Thursday, June 15, 2017

Hi from Mars

I think I have seen more natural beauty in the past two days than I have seen in my entire life.

Yesterday we went to the Blue Lagoon, which is basically a giant adult bath tub made from the excess water from the geothermal plant next door. It was so odd and humbling to be swimming right up next to the huge rocky hills surrounding it.

Today was a geothermal day, so we saw two different power plants and walked around a geothermal hot-springs area where we hiked a pretty steep mountain with no safety anything whatsoever (mom you would’ve been freaking out). The view from the top was so well worth it though.
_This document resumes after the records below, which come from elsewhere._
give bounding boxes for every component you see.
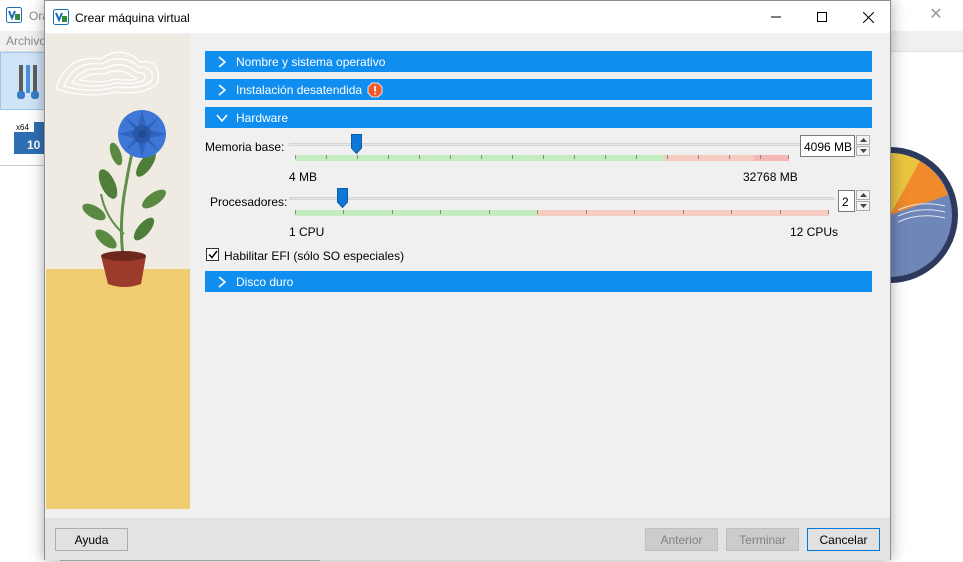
memory-increase-button[interactable] — [856, 135, 870, 145]
cpu-min-label: 1 CPU — [289, 225, 325, 239]
cpu-max-label: 12 CPUs — [790, 225, 839, 239]
close-icon — [862, 11, 874, 23]
wizard-illustration — [46, 34, 190, 509]
virtualbox-logo-icon — [6, 7, 22, 26]
arrow-up-icon — [859, 193, 867, 197]
cpu-increase-button[interactable] — [856, 190, 870, 200]
background-close-icon[interactable]: ✕ — [925, 5, 947, 25]
memory-ticks — [295, 155, 789, 161]
chevron-right-icon — [215, 275, 229, 289]
checkmark-icon — [207, 250, 218, 259]
cpu-slider-thumb[interactable] — [337, 188, 348, 208]
cpu-label: Procesadores: — [210, 195, 288, 209]
section-name-os[interactable]: Nombre y sistema operativo — [205, 51, 872, 72]
menu-archivo[interactable]: Archivo — [6, 34, 46, 48]
memory-spinbox[interactable]: 4096 MB — [800, 135, 855, 157]
arrow-down-icon — [859, 149, 867, 153]
minimize-button[interactable] — [753, 1, 799, 33]
memory-spin-arrows — [856, 135, 871, 157]
background-disc-illustration — [890, 147, 958, 283]
chevron-right-icon — [215, 55, 229, 69]
efi-label[interactable]: Habilitar EFI (sólo SO especiales) — [224, 249, 404, 263]
memory-label: Memoria base: — [205, 140, 285, 154]
memory-slider-track[interactable] — [289, 143, 803, 146]
memory-slider-thumb[interactable] — [351, 134, 362, 154]
warning-icon — [367, 82, 383, 98]
section-unattended-label: Instalación desatendida — [236, 82, 363, 97]
section-hardware[interactable]: Hardware — [205, 107, 872, 128]
minimize-icon — [771, 16, 781, 18]
memory-min-label: 4 MB — [289, 170, 318, 184]
virtualbox-logo-icon — [53, 9, 69, 28]
arrow-down-icon — [859, 204, 867, 208]
finish-button[interactable]: Terminar — [726, 528, 799, 551]
vm-os-icon[interactable]: x64 10 — [14, 120, 46, 160]
arrow-up-icon — [859, 138, 867, 142]
vm-badge-number: 10 — [27, 138, 41, 152]
cpu-spin-arrows — [856, 190, 871, 212]
memory-value: 4096 MB — [804, 140, 853, 154]
maximize-button[interactable] — [799, 1, 845, 33]
cpu-ticks — [295, 210, 829, 216]
dialog-footer: Ayuda Anterior Terminar Cancelar — [45, 518, 890, 560]
efi-checkbox[interactable] — [206, 248, 219, 261]
cpu-spinbox[interactable]: 2 — [838, 190, 855, 212]
section-disk-label: Disco duro — [236, 274, 294, 289]
dialog-titlebar[interactable]: Crear máquina virtual — [45, 1, 890, 33]
memory-decrease-button[interactable] — [856, 146, 870, 156]
back-button[interactable]: Anterior — [645, 528, 718, 551]
memory-max-label: 32768 MB — [743, 170, 798, 184]
create-vm-dialog: Crear máquina virtual Nombre y sistema o… — [44, 0, 891, 560]
section-disk[interactable]: Disco duro — [205, 271, 872, 292]
maximize-icon — [817, 12, 827, 22]
chevron-right-icon — [215, 83, 229, 97]
dialog-title: Crear máquina virtual — [75, 11, 190, 25]
close-button[interactable] — [845, 1, 891, 33]
tools-icon — [17, 65, 39, 99]
section-hardware-label: Hardware — [236, 110, 289, 125]
help-button[interactable]: Ayuda — [55, 528, 128, 551]
tools-button[interactable] — [0, 52, 45, 110]
cpu-value: 2 — [842, 195, 849, 209]
chevron-down-icon — [215, 111, 229, 125]
section-name-os-label: Nombre y sistema operativo — [236, 54, 386, 69]
cancel-button[interactable]: Cancelar — [807, 528, 880, 551]
vm-badge-text: x64 — [16, 123, 29, 132]
section-unattended[interactable]: Instalación desatendida — [205, 79, 872, 100]
cpu-decrease-button[interactable] — [856, 201, 870, 211]
vm-list-panel — [0, 165, 45, 562]
cpu-slider-track[interactable] — [289, 197, 834, 200]
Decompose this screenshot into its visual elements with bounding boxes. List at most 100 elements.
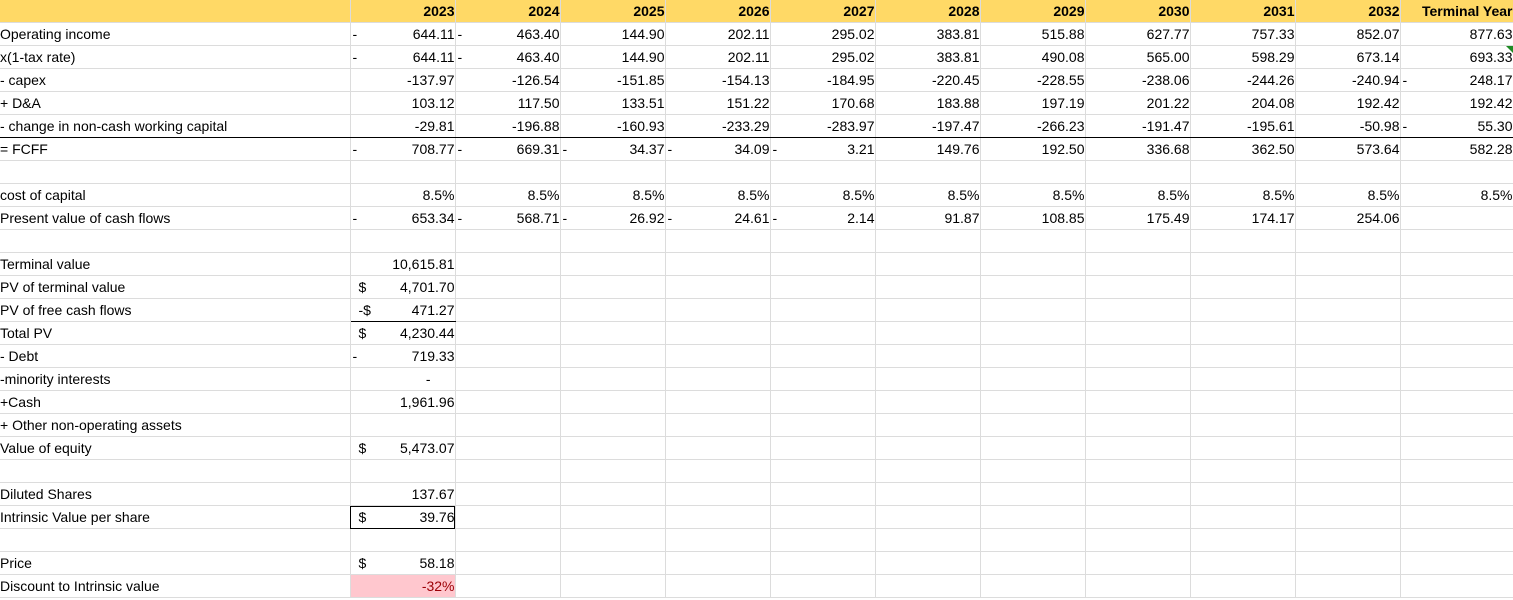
empty-cell[interactable] [1085, 344, 1191, 368]
empty-cell[interactable] [1295, 482, 1401, 506]
empty-cell[interactable] [665, 252, 771, 276]
empty-cell[interactable] [1295, 160, 1401, 184]
empty-cell[interactable] [455, 459, 561, 483]
value-cell[interactable]: - 669.31 [455, 137, 561, 161]
value-cell[interactable]: -191.47 [1085, 114, 1191, 138]
empty-cell[interactable] [980, 252, 1086, 276]
value-cell[interactable]: 144.90 [560, 45, 666, 69]
empty-cell[interactable] [1085, 413, 1191, 437]
value-cell[interactable]: 582.28 [1400, 137, 1513, 161]
value-cell[interactable]: 91.87 [875, 206, 981, 230]
value-cell[interactable]: 151.22 [665, 91, 771, 115]
row-label[interactable]: cost of capital [0, 183, 351, 207]
empty-cell[interactable] [980, 390, 1086, 414]
empty-cell[interactable] [770, 574, 876, 598]
empty-cell[interactable] [1190, 551, 1296, 575]
value-cell[interactable]: 204.08 [1190, 91, 1296, 115]
value-cell[interactable]: 362.50 [1190, 137, 1296, 161]
empty-cell[interactable] [1085, 436, 1191, 460]
value-cell[interactable]: 757.33 [1190, 22, 1296, 46]
empty-cell[interactable] [455, 551, 561, 575]
empty-cell[interactable] [875, 275, 981, 299]
empty-cell[interactable] [455, 505, 561, 529]
value-cell[interactable]: -197.47 [875, 114, 981, 138]
value-cell[interactable]: -228.55 [980, 68, 1086, 92]
value-cell[interactable]: 103.12 [350, 91, 456, 115]
empty-cell[interactable] [1400, 367, 1513, 391]
value-cell[interactable]: - 463.40 [455, 22, 561, 46]
empty-cell[interactable] [875, 344, 981, 368]
value-cell[interactable]: -32% [350, 574, 456, 598]
value-cell[interactable]: 8.5% [1085, 183, 1191, 207]
empty-cell[interactable] [455, 482, 561, 506]
empty-cell[interactable] [770, 390, 876, 414]
empty-cell[interactable] [665, 551, 771, 575]
row-label[interactable]: Diluted Shares [0, 482, 351, 506]
value-cell[interactable]: - 653.34 [350, 206, 456, 230]
row-label[interactable]: PV of free cash flows [0, 298, 351, 322]
value-cell[interactable]: 852.07 [1295, 22, 1401, 46]
value-cell[interactable]: 201.22 [1085, 91, 1191, 115]
empty-cell[interactable] [770, 160, 876, 184]
empty-cell[interactable] [455, 528, 561, 552]
empty-cell[interactable] [1190, 459, 1296, 483]
empty-cell[interactable] [1400, 252, 1513, 276]
empty-cell[interactable] [560, 367, 666, 391]
empty-cell[interactable] [560, 229, 666, 253]
empty-cell[interactable] [1295, 436, 1401, 460]
header-year[interactable]: 2025 [560, 0, 666, 23]
empty-cell[interactable] [875, 436, 981, 460]
value-cell[interactable]: -$ 471.27 [350, 298, 456, 322]
value-cell[interactable]: -196.88 [455, 114, 561, 138]
value-cell[interactable]: 10,615.81 [350, 252, 456, 276]
empty-cell[interactable] [770, 551, 876, 575]
empty-cell[interactable] [560, 252, 666, 276]
empty-cell[interactable] [455, 229, 561, 253]
empty-cell[interactable] [1295, 321, 1401, 345]
empty-cell[interactable] [1295, 275, 1401, 299]
empty-cell[interactable] [1295, 574, 1401, 598]
empty-cell[interactable] [980, 344, 1086, 368]
value-cell[interactable]: 192.42 [1295, 91, 1401, 115]
empty-cell[interactable] [665, 390, 771, 414]
empty-cell[interactable] [665, 321, 771, 345]
row-label[interactable]: -minority interests [0, 367, 351, 391]
empty-cell[interactable] [1295, 459, 1401, 483]
empty-cell[interactable] [875, 160, 981, 184]
value-cell[interactable]: 598.29 [1190, 45, 1296, 69]
empty-cell[interactable] [665, 275, 771, 299]
empty-cell[interactable] [1190, 390, 1296, 414]
value-cell[interactable]: 693.33 [1400, 45, 1513, 69]
header-year[interactable]: 2032 [1295, 0, 1401, 23]
empty-cell[interactable] [350, 229, 456, 253]
empty-cell[interactable] [1400, 528, 1513, 552]
empty-cell[interactable] [875, 413, 981, 437]
value-cell[interactable]: 515.88 [980, 22, 1086, 46]
empty-cell[interactable] [455, 574, 561, 598]
value-cell[interactable]: - 644.11 [350, 22, 456, 46]
value-cell[interactable]: -220.45 [875, 68, 981, 92]
value-cell[interactable]: 108.85 [980, 206, 1086, 230]
empty-cell[interactable] [455, 344, 561, 368]
empty-cell[interactable] [560, 574, 666, 598]
row-label[interactable]: Value of equity [0, 436, 351, 460]
empty-cell[interactable] [665, 482, 771, 506]
empty-cell[interactable] [1085, 275, 1191, 299]
value-cell[interactable]: $4,230.44 [350, 321, 456, 345]
empty-cell[interactable] [1085, 390, 1191, 414]
empty-cell[interactable] [1400, 275, 1513, 299]
empty-cell[interactable] [1400, 321, 1513, 345]
value-cell[interactable]: 144.90 [560, 22, 666, 46]
empty-cell[interactable] [1295, 551, 1401, 575]
value-cell[interactable]: - 55.30 [1400, 114, 1513, 138]
row-label[interactable]: x(1-tax rate) [0, 45, 351, 69]
value-cell[interactable]: 117.50 [455, 91, 561, 115]
empty-cell[interactable] [455, 436, 561, 460]
empty-cell[interactable] [350, 459, 456, 483]
value-cell[interactable]: 183.88 [875, 91, 981, 115]
value-cell[interactable]: -29.81 [350, 114, 456, 138]
empty-cell[interactable] [980, 160, 1086, 184]
row-label[interactable]: Terminal value [0, 252, 351, 276]
empty-cell[interactable] [1085, 298, 1191, 322]
header-year[interactable]: 2029 [980, 0, 1086, 23]
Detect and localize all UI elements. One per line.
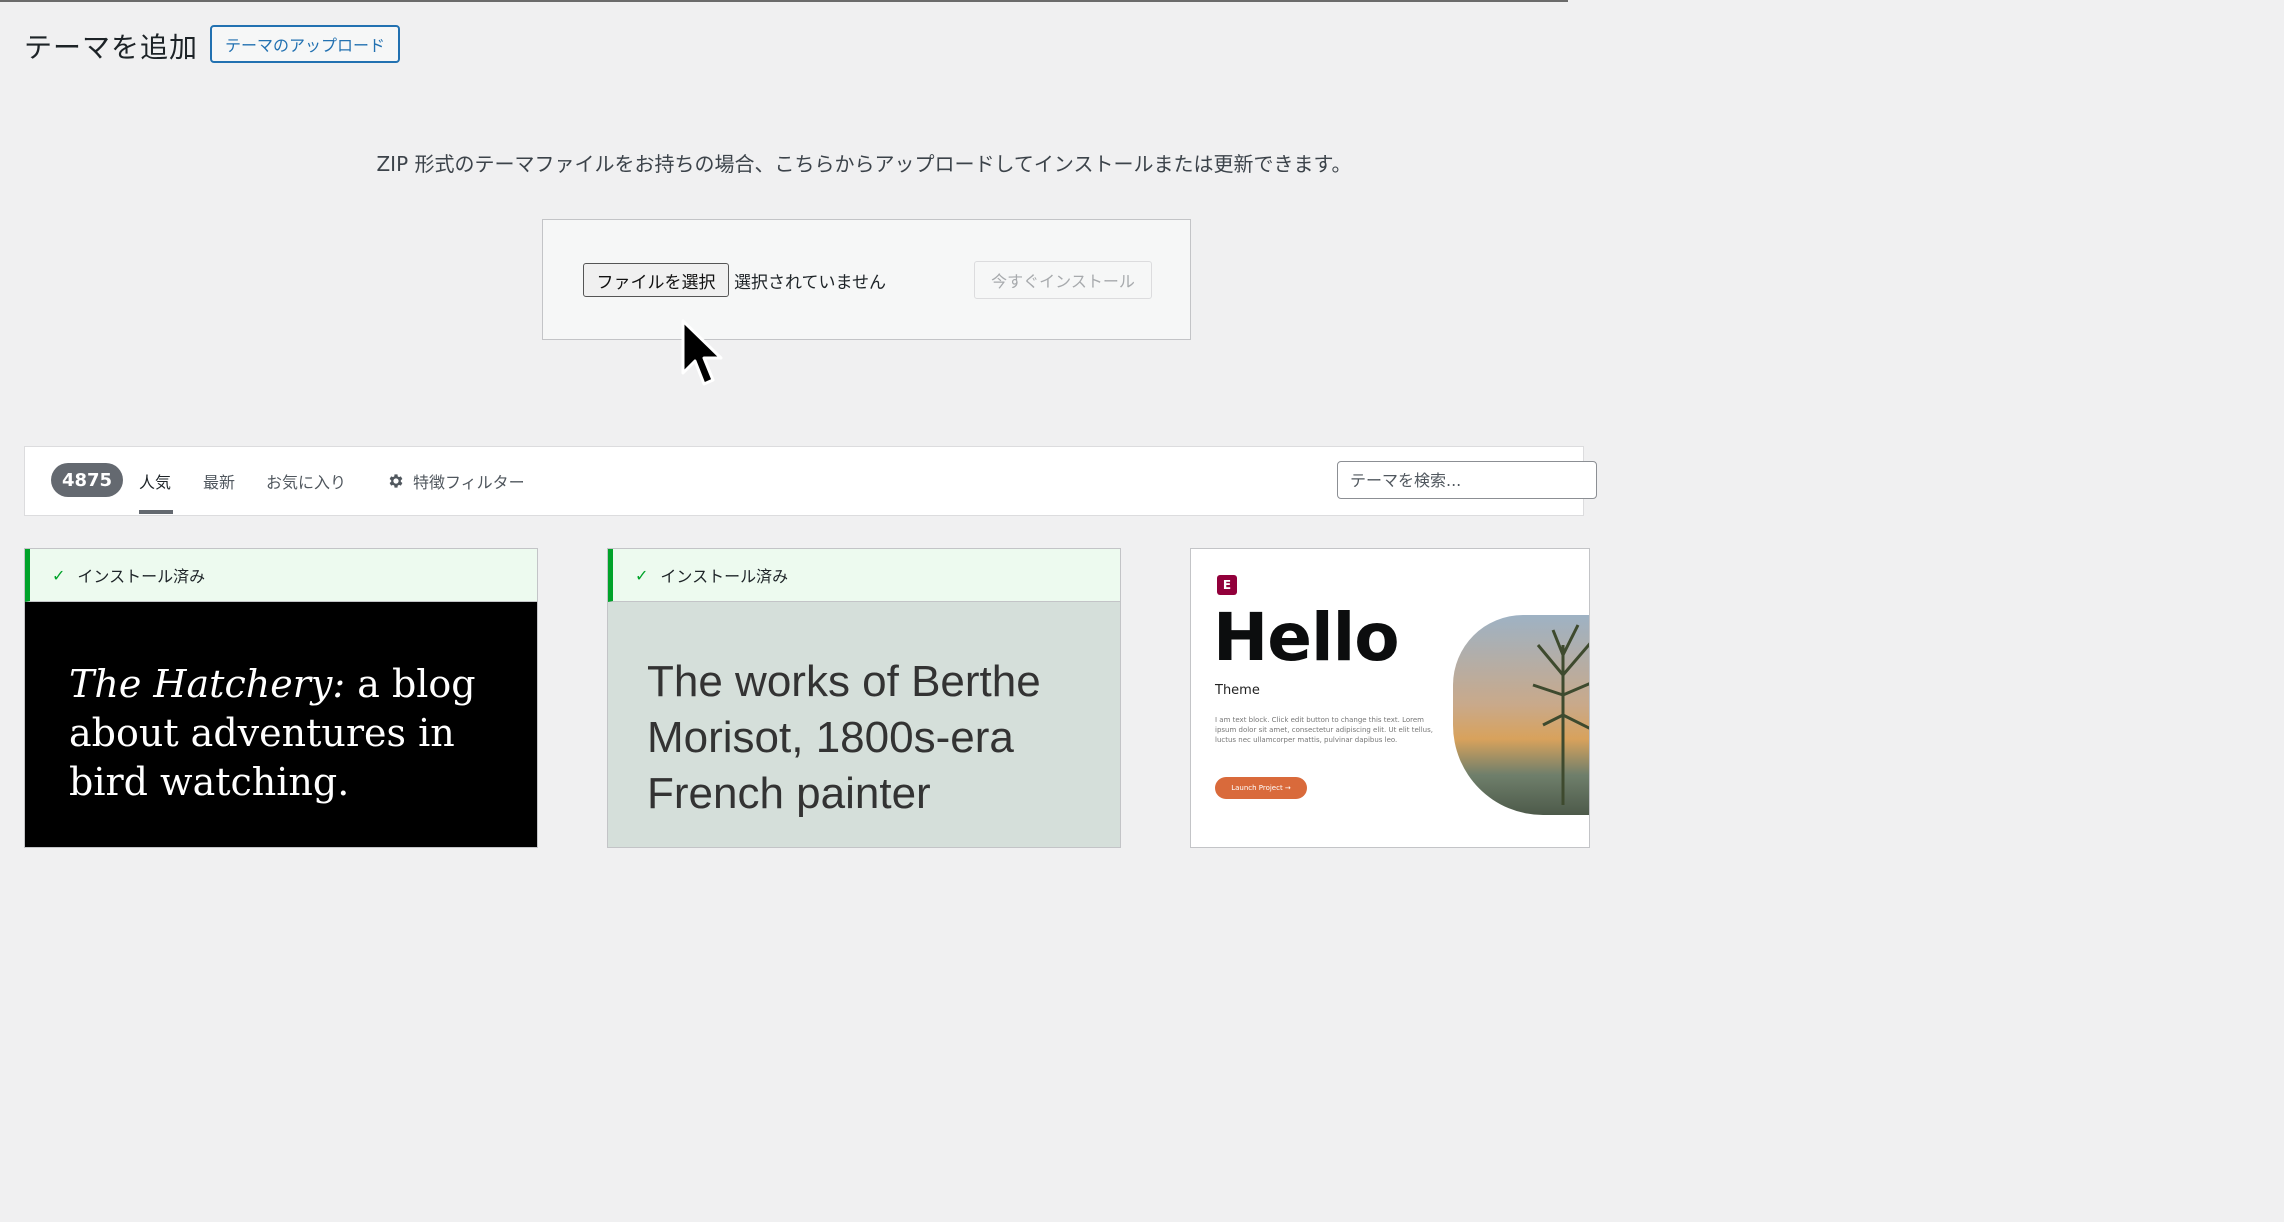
theme-preview-subtitle: Theme — [1215, 683, 1260, 698]
tab-popular[interactable]: 人気 — [139, 469, 171, 493]
upload-form: ファイルを選択 選択されていません 今すぐインストール — [542, 219, 1191, 340]
installed-notice: ✓ インストール済み — [25, 549, 537, 602]
theme-preview-text: The Hatchery: a blog about adventures in… — [69, 662, 476, 804]
choose-file-button[interactable]: ファイルを選択 — [583, 263, 729, 297]
active-tab-indicator — [139, 510, 173, 514]
page-title: テーマを追加 — [24, 31, 199, 64]
theme-screenshot: The works of Berthe Morisot, 1800s-era F… — [608, 602, 1120, 847]
mouse-cursor-icon — [681, 319, 723, 386]
feature-filter-label: 特徴フィルター — [413, 473, 525, 492]
upload-help-text: ZIP 形式のテーマファイルをお持ちの場合、こちらからアップロードしてインストー… — [376, 152, 1352, 176]
tab-favorites[interactable]: お気に入り — [266, 469, 346, 493]
theme-card[interactable]: The works of Berthe Morisot, 1800s-era F… — [607, 548, 1121, 848]
theme-card[interactable]: The Hatchery: a blog about adventures in… — [24, 548, 538, 848]
theme-preview-body: I am text block. Click edit button to ch… — [1215, 716, 1433, 744]
feature-filter-button[interactable]: 特徴フィルター — [387, 469, 525, 493]
tab-latest[interactable]: 最新 — [203, 469, 235, 493]
installed-notice: ✓ インストール済み — [608, 549, 1120, 602]
checkmark-icon: ✓ — [635, 565, 649, 585]
top-border — [0, 0, 1568, 2]
gear-icon — [389, 474, 403, 488]
theme-preview-text: The works of Berthe Morisot, 1800s-era F… — [647, 657, 1041, 818]
theme-preview-title: Hello — [1213, 599, 1400, 676]
install-now-button[interactable]: 今すぐインストール — [974, 261, 1152, 299]
elementor-logo-icon: E — [1217, 575, 1237, 595]
file-status-text: 選択されていません — [734, 273, 886, 293]
theme-preview-button: Launch Project → — [1215, 777, 1307, 799]
theme-card[interactable]: E Hello Theme I am text block. Click edi… — [1190, 548, 1590, 848]
theme-search-input[interactable] — [1337, 461, 1597, 499]
installed-label: インストール済み — [77, 567, 206, 586]
upload-theme-button[interactable]: テーマのアップロード — [210, 25, 400, 63]
cactus-landscape-image — [1453, 615, 1589, 815]
theme-filter-bar: 4875 人気 最新 お気に入り 特徴フィルター — [24, 446, 1597, 516]
theme-count-badge: 4875 — [51, 463, 123, 497]
theme-screenshot: The Hatchery: a blog about adventures in… — [25, 602, 537, 847]
checkmark-icon: ✓ — [52, 565, 66, 585]
installed-label: インストール済み — [660, 567, 789, 586]
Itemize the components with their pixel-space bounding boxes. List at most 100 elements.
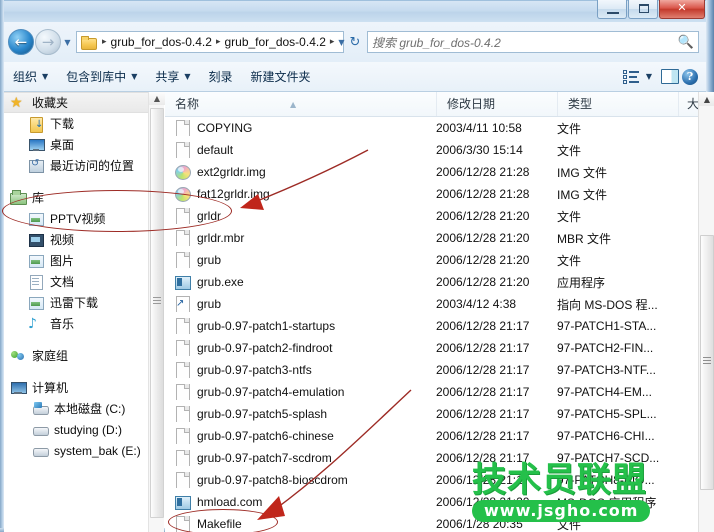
sidebar-item-studying-d[interactable]: studying (D:) [4, 419, 149, 440]
breadcrumb-separator[interactable]: ▸ [326, 37, 339, 47]
file-name-cell[interactable]: grub.exe [165, 274, 430, 290]
table-row[interactable]: ext2grldr.img 2006/12/28 21:28 IMG 文件 [165, 161, 698, 183]
back-button[interactable]: ← [8, 29, 34, 55]
minimize-button[interactable] [597, 0, 627, 19]
file-name-cell[interactable]: grub-0.97-patch1-startups [165, 318, 430, 334]
scrollbar-thumb[interactable] [150, 108, 164, 518]
file-name-cell[interactable]: grub-0.97-patch2-findroot [165, 340, 430, 356]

Now we are staying at an eco-village for the next 3 days, so more on that later!
I’m just going to put some pictures here because a lot of this can’t be described in words. Just some of my thoughts so far before I do that:

I actually feel like I’m on another planet. There were times where I’d look out the window of the bus, see nothing but moss-covered rocks with no wildlife whatsoever and think “This is literally Mars.” You’ll see what I mean with these pictures. Also the landscape changes are so dramatic. One side of the road can look completely different from the other, and in one minute of looking out the window, you can see 3 different views that you’ve never even imagined before. Mother Nature really had some fun with this place. It’s beautiful, it’s different, and it’s overwhelming!

It’s so safe here. My new friend Natalie and I went for a run this morning to some cliffs by the ocean (casual), and I felt safer being out and about here than I ever would have running at home. Plus the light-out-all-the-time part is an added bonus.

And lastly, 2 things I am thankful for: my hiking boots and my raincoat. Definitely necessary pretty much at all times I’m realizing.

So…for surviving and thriving? I’m gonna give myself some points here. But for being something I can’t even describe with words? I’m gonna give this country some too.
Charlie: 4

Iceland: 1005

Now pictures:

Wednesday, June 14, 2017


Greetings from Iceland, where the local time is 8:21! 

My body is very confused. 

I've already met 4 other people from my SIT program on my flight from JFK, which was a huge relief. I also met a guy sitting next to me on the plane who randomly decided to use his vacation days to journey here with zero plans. "This is the research I've done so far," he said, as he was holding up a singular magazine page with 'Reykjavik' on the top. At least I'm doing better than that guy! 

Charlie: 1

Couple unfortunate things: 

As we were waiting on the runway for takeoff, we got an announcement that we would be delayed due to weather. An hour later we finally took off. I swear it was 80 degrees and everyone was sweating buckets. Good thing we only had another 5 hours together on that plane. Yummy. 

So we finally get going, the AC kicks in, and I feel a drop of water land on my forehead. I dismiss it as nothing, until 3 minutes later I feel another one on my left arm. ("Why do I feel...wet...." -Pink Panther anyone?) I look up to see the AC above my head dotted with moisture droplets. Perfect. 

But I made it here (slightly damp) and so did my bag. So I'll give myself some credit for that.